投稿: こう | 2010/07/07 00:42
見積もりが甘いということと偽装をすることは本質的に違う、それはそうですね。
実際には1万8千人の需要しかないのに、6万6千人の利用者が見込まれるなどと見積もることを「甘い見積もり」と呼んであげたのが間違いの元だったのでしょう。
単に甘い見積もりだったと言うにとどまらず、偽装とか粉飾とか呼ばれる操作が行われたのではないかと、そういう疑いを持ちうるレベルだと思うわけです。
もちろんあおなみ線が実際どうだったのかは知らないわけですが、一般に言われているような、建設コストや維持コスト(それ自体が低い見積もりになっていることも多い)と採算レベルの需要計算が先にあって、それに見合った「予測」をこしらえる、いわゆる偽装が行われたのではないかと疑っているわけです。

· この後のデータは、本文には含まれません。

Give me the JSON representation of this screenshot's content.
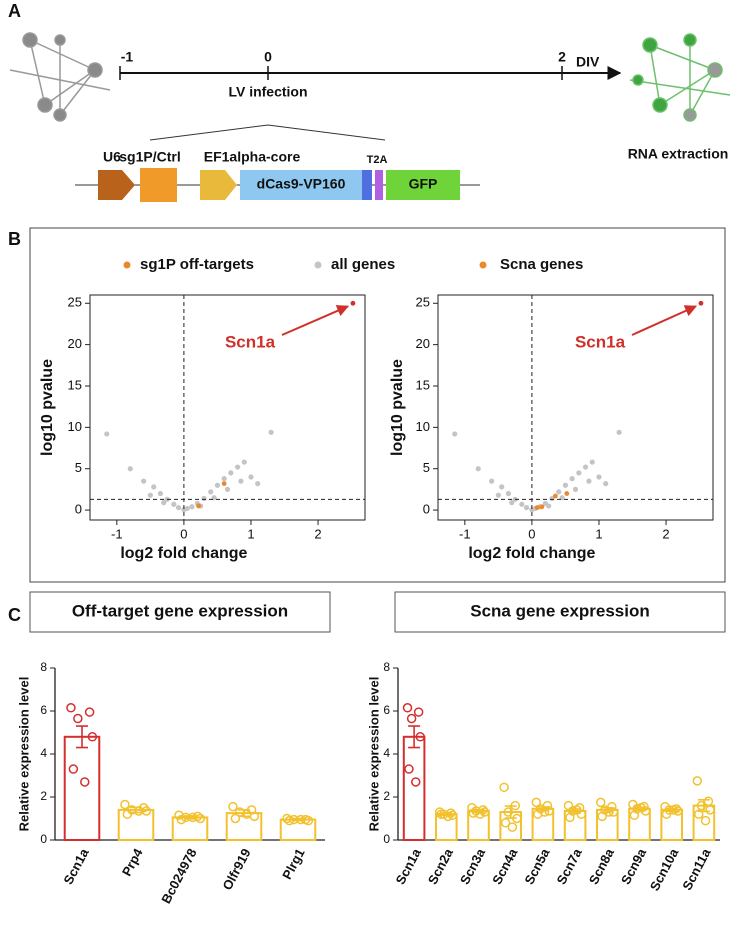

で、その疑いが正しいのだとすれば、その担当者が責任をとるべきだし片棒担いだ予測の実行者も責任を免れないということです。
そして実際の需要の4倍もの需要を予測したケースでは、偽装の疑いを持って調査するべきではないかと。舌足らずだったかも知れませんが、そういう趣旨のエントリでした。

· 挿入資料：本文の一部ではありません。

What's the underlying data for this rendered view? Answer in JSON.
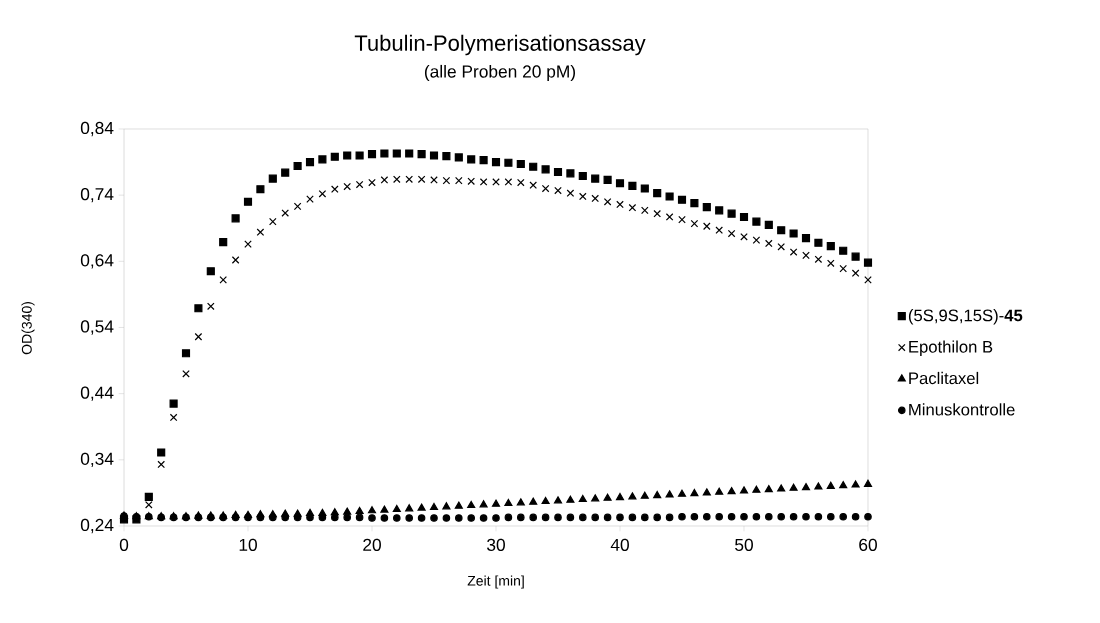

会計監査人の例も、粉飾決算をお目こぼししたような例を念頭においてますから、不適切な例というわけではありません。
投稿: 町村 | 2010/07/07 01:30
通常、こういう需要予測は、外部のシンクタンクに調査を依頼して行われます。行政や三セクにはそんな機能はありませんから。
ところが、シンクタンクは、クライアントに都合のいいレポートを出すバイアスがあります。
リーマンショックの遠因は、格付け会社のクライアントが債権発行者だったことでした。債券発行者から金をもらって格付けをしたら、BB(投資不適格)なんて評価は出せませんわな。
投稿: 井上 晃宏 | 2010/07/07 02:37
だから、私が思うに、シンクタンクや格付け会社そのものを、さらに格付けする仕組みが必要だろうと思うのです。
それは公開情報で外部性が高いから、市場的には不可能で、政府が行わざるを得ません。
投稿: 井上 晃宏 | 2010/07/07 02:41
利用者が少ないという現実
↓
利用予測が過大
↓
シンクタンクがヘボ
↓
事業者が予測調査は出来ない
こうなると、どこがどう責任があるのか?という問題なのでしょうが、
結果だけを見ると「事業者が責任を取れ」にしかならない。
上記の例では、シンクタンクにも責任がありそうだけど、それは今やわけが分からない。
インターネット時代なのだから、どんどん情報を公開するべきでしょうね。
それが、気魚や行政の責任である、今回の場合は需要予測が最初からトンでもない過大見積もりであったと記録があれば「なんでこんな事で事業を推進したのだ」と議論になったでしょう。
わけが分からないまま、不満を合唱するような社会はもう限界でしょう。